Orange County has reported two more coronavirus-related deaths, bringing the total to 36, and announced 78 new confirmed COVID-19 cases, bringing that number to 1,827.

The number of hospitalized patients decreased from 162 on Wednesday to 158, with the number of intensive care patients dropping from 70 to 59, according to the Orange County Health Care Agency. Overall, there have been 170 coronavirus cases in the county’s nursing homes, with 102 residents diagnosed with COVID-19 and 68 staffers falling ill to the virus.

County officials have contracted with a temporary nursing staffing agency to make sure there are enough emergency medical technicians to help in the event that nursing home staffers refuse to report for work.

Two residents of Huntington Valley Health Care Center in Huntington Beach — aged 77 and 79 — died this week. Fourteen other patients are hospitalized, and 24 staffers have tested positive for the virus.

Of the county’s total coronavirus cases, 2%, or 33, involve people under 18 years old; 8%, or 141, are between 18-24; 16%, or 296, are between 25-34; 14%, or 262, are between 35-44; 39%, or 708, are between 45-64, and 21%, 385, are 65 or older. Men make up 53% of the county’s cases and 64% of its fatalities.

Of the deaths, 6% were 25 to 34 years old, 6% were 35 to 44, 31% were 45 to 64, and 58% were 65 or older, according to the OCHCA. People of Asian descent accounted for 31% of the fatalities, while 25% were Latino, 28% were white, 6% were black, 8% were of unknown ethnicity and 3% were in the category of “other.”

The number of people tested for COVID-19 in the county stands at 20,816, with enough kits for 2,292 more specimens. Public and private labs have performed 671 tests since Tuesday.

Orange County sheriff’s officials reported that 26 inmates have tested positive for COVID-19, and tests done on another 37 inmates came back negative. Five tests are still pending results, said Carrie Braun, a spokeswoman for the department.

So far, 12 inmates have recovered from the virus and the number of deputies testing positive remains at three, Braun said. To date, none of the inmates have required hospitalization, Braun said.

Orange County’s chief health officer, Dr. Nichole Quick, said earlier this week that health officials believe that the “statewide stay-at-home order has been effective.”

A key step in lifting restrictions is to increase testing, and OCHCA officials began a new network of tests for COVID-19 on Tuesday. Before abruptly resigning this week, David Souleles, deputy agency director of Public Health Services, announced six testing sites spread out through the county. Initially, the county is expected to boost tests by 600 per day.

Residents who have symptoms related to coronavirus who lack insurance or cannot get a test through their health care provider can now go to AltaMed sites in Anaheim and Santa Ana, as well as Nhan Hoa Comprehensive Health Care Clinic in Garden Grove and various UC Irvine Health sites.

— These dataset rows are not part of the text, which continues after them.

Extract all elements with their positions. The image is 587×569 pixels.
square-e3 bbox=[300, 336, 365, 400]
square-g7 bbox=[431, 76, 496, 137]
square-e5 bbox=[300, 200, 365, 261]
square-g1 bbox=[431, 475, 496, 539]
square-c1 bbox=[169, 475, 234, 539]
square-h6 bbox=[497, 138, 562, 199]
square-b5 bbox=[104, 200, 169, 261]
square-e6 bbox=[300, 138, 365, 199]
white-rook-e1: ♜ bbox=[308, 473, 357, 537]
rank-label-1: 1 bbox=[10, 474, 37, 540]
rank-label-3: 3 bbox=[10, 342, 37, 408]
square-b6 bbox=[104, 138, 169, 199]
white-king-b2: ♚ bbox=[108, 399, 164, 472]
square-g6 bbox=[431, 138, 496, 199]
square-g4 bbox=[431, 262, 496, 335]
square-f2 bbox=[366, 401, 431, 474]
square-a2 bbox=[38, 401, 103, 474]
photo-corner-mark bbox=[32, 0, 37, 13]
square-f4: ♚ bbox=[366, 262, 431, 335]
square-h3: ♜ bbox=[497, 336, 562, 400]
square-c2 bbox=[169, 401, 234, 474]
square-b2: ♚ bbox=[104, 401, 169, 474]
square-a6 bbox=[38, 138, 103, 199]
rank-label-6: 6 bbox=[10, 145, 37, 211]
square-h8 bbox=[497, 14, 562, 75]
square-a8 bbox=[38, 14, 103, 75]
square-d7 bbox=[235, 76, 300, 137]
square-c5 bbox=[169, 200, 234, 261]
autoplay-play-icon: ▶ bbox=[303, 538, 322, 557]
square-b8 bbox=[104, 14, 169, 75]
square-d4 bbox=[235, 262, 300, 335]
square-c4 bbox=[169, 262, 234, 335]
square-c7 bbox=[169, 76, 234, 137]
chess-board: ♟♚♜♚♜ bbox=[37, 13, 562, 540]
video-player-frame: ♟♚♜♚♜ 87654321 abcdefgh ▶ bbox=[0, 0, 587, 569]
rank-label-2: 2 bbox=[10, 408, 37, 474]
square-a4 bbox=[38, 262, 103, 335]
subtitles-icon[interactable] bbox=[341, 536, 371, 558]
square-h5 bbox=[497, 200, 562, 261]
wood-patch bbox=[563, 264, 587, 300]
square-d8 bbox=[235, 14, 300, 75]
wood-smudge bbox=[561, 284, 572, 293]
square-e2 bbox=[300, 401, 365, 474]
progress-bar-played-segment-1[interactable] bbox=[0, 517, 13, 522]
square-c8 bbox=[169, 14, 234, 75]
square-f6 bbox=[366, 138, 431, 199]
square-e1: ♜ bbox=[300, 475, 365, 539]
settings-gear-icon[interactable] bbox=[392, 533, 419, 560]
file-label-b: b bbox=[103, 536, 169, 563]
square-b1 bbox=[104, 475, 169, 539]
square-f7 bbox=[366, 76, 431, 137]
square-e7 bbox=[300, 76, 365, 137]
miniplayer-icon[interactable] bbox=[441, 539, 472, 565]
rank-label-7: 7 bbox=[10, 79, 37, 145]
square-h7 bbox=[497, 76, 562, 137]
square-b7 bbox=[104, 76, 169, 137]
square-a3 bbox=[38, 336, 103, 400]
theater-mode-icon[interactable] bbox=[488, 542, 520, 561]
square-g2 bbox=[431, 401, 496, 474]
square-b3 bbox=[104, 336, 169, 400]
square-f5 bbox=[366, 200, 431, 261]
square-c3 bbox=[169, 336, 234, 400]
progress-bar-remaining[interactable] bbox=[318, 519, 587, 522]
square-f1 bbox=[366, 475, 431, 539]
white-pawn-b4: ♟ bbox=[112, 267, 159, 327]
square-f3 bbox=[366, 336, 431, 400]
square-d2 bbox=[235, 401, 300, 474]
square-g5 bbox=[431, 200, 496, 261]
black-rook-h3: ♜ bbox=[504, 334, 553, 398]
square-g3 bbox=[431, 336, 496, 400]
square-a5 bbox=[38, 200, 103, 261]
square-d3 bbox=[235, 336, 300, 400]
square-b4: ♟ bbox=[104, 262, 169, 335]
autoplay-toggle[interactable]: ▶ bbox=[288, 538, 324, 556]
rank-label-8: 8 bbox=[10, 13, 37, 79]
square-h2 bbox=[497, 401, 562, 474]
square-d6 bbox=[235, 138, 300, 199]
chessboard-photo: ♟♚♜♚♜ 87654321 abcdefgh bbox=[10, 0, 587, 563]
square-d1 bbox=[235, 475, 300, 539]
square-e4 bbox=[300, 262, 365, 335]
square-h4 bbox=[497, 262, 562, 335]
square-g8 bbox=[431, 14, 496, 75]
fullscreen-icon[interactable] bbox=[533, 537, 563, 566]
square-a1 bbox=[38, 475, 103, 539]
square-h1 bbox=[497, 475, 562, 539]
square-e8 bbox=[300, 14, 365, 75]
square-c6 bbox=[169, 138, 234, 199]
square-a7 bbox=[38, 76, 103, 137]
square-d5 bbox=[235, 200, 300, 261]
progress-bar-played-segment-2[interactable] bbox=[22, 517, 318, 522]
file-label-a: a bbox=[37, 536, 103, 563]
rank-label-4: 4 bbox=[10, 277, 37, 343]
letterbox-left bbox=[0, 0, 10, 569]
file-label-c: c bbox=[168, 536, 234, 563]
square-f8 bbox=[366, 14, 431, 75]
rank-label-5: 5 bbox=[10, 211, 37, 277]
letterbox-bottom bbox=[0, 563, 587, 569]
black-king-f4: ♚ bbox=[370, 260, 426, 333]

“Our goal is to get 10 sites up and running in the next two weeks, so we can get up to 1,000 tests per day and then move onto 2,000 tests per day next month,” Souleles said.

Ultimately, the county is shooting to test about 640,000 residents.

Previously, only severely ill patients were being tested because of the scarcity of supplies, Souleles said, but “now we are opening it up to anybody who is symptomatic.”

The testing network uses kits that obtain a specimen used to diagnose the coronavirus. Blood tests that measure antibodies to see if someone has had COVID-19 and recovered from it will be tools to help with quarantining and contact tracing in the future, officials said.

The serology tests “will play a key role long-term in helping us understand herd immunity and how widely spread COVID-19 has been in our community, how many have experienced it and how many have been mildly symptomatic and asymptomatic,” Souleles said.

Quick said even when some restrictions are lifted, the most vulnerable, such as senior citizens, will be asked to continue adhering to stay-at-home orders.

“When we go back to loosening up stay-at-home orders we want to be able to identify a case as soon as there is one and then do” contact tracing, Quick said. “We can’t just open this up and not see a rapid increase in cases. The last thing we want to do is open the flood gates and watch our case counts go up uncontrolled.”

The Orange County Board of Supervisors, meanwhile, voted 3-2 Tuesday to require face coverings for employees in many retail businesses during the COVID-19 pandemic.

The face coverings will be required, beginning Friday, for employees interacting with the public in grocery, pharmacy and convenience stores, as well as gas stations, restaurants and other locations where food is prepared. The ordinance applies countywide. Cities can approve more restrictive laws, but cannot have one weaker than the county order.